According to Judi Carsrud, director of Federal Government Relations, at the National Association of Insurance and Financial Advisors (NAIFA), “everything is on the table,” meaning any tax expenditure is being reviewed to see if it is truly necessary or it can be cut in an effort to slash the deficit. “And annuities, with the tax deferral nature of the growth and the way income is paid from an annuity, puts them, not in the top 10, but on the list of things that could be changed by the time tax reform is completed,” Carsrud says.
At this point in time, with fiscal cliff negotiations ongoing and both sides still in the posturing stage, Carsrud says it is too soon to predict an outcome. “We do know it is being discussed and it was discussed in the past and it was decided to leave it the way it is currently taxed,” she says. “But because they are so desperate for money and because they are looking at other things that are even more cornerstone to our tax code and how we grow an economy, it certainly is a possibility. If we get through the lame duck [Congress] and they resolve some part of the fiscal cliff and they get onto tax reform, we might be able to make a better estimate in the spring.”
If changes are enacted, the effect would be “ridiculously dramatic,” and far reaching, Carsrud says. “It is the [tax] deferred nature of annuities and life insurance that makes them attractive and affordable over a long period of time, and if we lose that treatment I think that the amount of interest at the consumer level will dwindle and therefore, the number of agents making a living in the industry will dwindle and the way the insurance companies price their products will change to still make them profitable,” she explains.
Therefore, any alteration would blunt economic and job growth, “which is what we are hoping Congress will recognize before they do any cutting,” Carsrud says.
As politicians delve deeper into modifying the tax code, a cap on deductions is another possibility being discussed.
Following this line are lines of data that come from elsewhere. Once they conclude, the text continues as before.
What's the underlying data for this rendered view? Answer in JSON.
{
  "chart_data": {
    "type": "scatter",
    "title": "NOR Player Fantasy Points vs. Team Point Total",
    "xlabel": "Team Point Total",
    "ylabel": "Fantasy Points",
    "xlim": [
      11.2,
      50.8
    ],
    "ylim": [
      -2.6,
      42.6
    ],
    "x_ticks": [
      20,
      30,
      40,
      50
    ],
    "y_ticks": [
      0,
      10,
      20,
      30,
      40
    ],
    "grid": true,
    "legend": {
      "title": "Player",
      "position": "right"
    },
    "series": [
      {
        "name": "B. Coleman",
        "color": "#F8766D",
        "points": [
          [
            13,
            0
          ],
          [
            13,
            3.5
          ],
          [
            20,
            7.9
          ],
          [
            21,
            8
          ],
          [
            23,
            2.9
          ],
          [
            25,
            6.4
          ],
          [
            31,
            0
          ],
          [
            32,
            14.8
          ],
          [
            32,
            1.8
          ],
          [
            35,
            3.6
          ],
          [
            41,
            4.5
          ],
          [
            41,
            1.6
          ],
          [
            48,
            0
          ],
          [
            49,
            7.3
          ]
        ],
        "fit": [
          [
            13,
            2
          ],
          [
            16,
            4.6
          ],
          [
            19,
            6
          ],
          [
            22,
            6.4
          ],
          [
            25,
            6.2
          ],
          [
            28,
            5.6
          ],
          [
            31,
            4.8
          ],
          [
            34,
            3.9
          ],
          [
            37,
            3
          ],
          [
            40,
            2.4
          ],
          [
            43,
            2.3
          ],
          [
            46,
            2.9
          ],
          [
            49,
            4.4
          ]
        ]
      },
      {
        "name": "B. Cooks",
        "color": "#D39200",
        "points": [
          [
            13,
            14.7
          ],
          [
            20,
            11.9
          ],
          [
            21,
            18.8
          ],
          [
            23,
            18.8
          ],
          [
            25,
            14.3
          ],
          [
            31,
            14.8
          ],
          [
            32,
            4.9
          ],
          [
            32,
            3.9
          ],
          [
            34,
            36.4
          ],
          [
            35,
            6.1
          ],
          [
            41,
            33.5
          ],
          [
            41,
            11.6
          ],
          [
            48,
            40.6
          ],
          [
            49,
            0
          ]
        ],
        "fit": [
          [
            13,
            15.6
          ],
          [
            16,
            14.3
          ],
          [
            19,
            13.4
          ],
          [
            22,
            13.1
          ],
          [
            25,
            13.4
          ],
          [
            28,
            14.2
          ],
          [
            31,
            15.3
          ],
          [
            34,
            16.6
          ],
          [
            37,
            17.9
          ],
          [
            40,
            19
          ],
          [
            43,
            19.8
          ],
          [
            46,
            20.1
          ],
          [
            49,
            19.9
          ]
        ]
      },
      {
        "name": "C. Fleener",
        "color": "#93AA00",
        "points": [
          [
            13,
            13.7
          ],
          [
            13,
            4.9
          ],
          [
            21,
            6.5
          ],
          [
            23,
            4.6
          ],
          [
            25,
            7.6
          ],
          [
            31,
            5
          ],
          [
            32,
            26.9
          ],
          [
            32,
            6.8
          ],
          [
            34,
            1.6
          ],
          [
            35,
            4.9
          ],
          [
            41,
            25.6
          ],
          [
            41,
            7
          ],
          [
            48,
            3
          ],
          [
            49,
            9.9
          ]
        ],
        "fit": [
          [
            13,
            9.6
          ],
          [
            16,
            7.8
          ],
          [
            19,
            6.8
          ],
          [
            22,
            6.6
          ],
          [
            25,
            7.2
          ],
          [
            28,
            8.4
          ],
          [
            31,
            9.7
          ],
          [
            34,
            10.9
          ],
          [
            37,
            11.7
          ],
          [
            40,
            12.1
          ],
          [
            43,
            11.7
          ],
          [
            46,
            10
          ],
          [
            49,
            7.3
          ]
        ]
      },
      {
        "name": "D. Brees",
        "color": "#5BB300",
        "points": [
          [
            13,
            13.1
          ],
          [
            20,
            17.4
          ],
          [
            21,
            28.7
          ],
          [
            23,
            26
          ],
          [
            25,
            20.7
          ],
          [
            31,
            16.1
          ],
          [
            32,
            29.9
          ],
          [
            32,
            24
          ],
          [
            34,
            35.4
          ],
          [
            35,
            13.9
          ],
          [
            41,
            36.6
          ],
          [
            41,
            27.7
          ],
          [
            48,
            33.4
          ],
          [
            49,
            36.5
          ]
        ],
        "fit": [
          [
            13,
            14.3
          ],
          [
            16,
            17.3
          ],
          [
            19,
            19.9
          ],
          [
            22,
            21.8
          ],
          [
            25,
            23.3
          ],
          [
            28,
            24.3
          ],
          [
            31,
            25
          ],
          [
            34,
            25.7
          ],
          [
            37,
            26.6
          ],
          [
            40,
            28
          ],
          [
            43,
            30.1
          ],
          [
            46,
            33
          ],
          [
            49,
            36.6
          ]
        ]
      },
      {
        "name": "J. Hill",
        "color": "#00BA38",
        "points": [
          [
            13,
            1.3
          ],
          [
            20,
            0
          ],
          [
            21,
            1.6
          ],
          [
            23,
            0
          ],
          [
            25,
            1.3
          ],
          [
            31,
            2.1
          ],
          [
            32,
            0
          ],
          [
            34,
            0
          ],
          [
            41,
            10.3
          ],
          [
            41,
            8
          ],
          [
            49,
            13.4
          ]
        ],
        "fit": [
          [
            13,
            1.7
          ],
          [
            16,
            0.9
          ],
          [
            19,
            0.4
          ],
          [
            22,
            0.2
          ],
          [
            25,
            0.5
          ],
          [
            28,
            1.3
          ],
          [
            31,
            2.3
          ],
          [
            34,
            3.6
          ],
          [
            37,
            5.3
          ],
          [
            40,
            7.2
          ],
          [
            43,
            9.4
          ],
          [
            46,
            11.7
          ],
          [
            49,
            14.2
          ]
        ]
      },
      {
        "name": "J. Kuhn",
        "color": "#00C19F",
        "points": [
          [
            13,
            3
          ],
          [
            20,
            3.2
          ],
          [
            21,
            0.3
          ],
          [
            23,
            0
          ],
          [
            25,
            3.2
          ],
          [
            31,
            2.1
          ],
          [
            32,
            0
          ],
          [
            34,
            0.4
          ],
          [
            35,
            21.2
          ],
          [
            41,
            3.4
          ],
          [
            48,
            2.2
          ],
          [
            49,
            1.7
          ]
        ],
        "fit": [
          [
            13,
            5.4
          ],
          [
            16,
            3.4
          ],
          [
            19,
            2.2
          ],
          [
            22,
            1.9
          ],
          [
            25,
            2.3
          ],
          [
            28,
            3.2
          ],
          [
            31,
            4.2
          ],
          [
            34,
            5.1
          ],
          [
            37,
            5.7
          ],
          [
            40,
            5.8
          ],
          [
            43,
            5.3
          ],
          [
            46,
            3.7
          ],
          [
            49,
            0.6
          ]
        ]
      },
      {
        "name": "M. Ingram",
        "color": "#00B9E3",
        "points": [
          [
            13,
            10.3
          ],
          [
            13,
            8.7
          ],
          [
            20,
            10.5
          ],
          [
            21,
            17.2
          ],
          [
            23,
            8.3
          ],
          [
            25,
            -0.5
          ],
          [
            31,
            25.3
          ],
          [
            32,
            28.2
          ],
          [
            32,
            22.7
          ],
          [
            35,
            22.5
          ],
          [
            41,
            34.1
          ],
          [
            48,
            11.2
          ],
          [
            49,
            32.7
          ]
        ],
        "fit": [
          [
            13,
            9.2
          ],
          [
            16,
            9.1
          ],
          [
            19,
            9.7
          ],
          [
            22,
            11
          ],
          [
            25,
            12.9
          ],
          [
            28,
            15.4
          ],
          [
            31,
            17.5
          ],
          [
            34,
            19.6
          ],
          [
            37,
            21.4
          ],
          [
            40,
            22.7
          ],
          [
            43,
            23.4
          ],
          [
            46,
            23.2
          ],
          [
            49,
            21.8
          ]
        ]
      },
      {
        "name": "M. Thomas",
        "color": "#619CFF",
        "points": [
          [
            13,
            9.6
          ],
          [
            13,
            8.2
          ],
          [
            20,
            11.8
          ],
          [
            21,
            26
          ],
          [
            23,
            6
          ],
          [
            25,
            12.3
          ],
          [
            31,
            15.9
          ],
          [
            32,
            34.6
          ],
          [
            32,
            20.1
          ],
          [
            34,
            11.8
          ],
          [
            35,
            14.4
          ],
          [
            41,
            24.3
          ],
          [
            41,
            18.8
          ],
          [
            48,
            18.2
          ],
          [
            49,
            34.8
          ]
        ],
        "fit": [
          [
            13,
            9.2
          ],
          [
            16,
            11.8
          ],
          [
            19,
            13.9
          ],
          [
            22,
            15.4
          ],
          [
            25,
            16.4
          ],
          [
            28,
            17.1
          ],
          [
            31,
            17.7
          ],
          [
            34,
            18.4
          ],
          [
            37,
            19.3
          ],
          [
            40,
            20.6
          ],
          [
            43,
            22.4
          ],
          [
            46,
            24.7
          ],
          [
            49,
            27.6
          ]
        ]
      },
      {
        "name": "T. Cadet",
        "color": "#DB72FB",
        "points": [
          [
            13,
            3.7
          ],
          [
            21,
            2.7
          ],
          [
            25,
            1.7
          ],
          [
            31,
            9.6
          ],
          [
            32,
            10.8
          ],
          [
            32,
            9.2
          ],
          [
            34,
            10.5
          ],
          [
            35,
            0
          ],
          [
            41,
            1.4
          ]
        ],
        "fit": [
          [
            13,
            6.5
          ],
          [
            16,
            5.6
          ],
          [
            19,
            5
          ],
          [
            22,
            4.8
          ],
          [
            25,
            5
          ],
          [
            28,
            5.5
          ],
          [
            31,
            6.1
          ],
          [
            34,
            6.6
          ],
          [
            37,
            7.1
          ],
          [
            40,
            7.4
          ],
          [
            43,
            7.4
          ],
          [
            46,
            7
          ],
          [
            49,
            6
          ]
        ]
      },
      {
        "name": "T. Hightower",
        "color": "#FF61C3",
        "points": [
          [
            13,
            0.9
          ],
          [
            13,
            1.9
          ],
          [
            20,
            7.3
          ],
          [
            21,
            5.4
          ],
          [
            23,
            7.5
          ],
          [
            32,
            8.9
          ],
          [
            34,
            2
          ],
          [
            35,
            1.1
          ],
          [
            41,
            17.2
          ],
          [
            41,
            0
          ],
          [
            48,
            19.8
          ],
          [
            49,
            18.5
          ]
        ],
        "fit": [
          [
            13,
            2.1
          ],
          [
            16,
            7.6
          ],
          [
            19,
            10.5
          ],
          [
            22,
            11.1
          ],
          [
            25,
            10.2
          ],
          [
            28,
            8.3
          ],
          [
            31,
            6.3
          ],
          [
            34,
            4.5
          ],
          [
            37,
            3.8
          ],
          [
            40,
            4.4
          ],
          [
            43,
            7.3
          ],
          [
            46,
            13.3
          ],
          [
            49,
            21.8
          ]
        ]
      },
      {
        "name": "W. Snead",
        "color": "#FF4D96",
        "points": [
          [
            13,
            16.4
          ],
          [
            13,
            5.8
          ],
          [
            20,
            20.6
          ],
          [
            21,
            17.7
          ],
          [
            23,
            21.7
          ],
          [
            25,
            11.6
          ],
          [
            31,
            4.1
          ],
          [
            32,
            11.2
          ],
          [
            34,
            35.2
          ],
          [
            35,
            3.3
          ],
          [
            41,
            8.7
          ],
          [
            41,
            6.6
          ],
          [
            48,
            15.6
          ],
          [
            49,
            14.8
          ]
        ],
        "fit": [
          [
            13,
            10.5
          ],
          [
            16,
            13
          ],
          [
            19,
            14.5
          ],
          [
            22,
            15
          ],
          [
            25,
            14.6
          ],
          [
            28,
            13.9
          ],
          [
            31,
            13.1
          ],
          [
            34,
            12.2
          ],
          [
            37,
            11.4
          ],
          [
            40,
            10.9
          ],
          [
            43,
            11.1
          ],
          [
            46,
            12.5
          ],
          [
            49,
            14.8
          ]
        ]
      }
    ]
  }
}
Again, such a shift would be a similarly harmful blow to annuities and life products, Carsrud says.
“If there is a deduction limit that includes exclusions and deferrals that could negatively impact life and annuity sales by virtue of a consumer choosing to keep his mortgage interest deduction first, for instance, and running out of deductions or hitting the cap,” she explains. “Then, life insurance and annuity products would then fall outside of that cap and become a taxable issue.”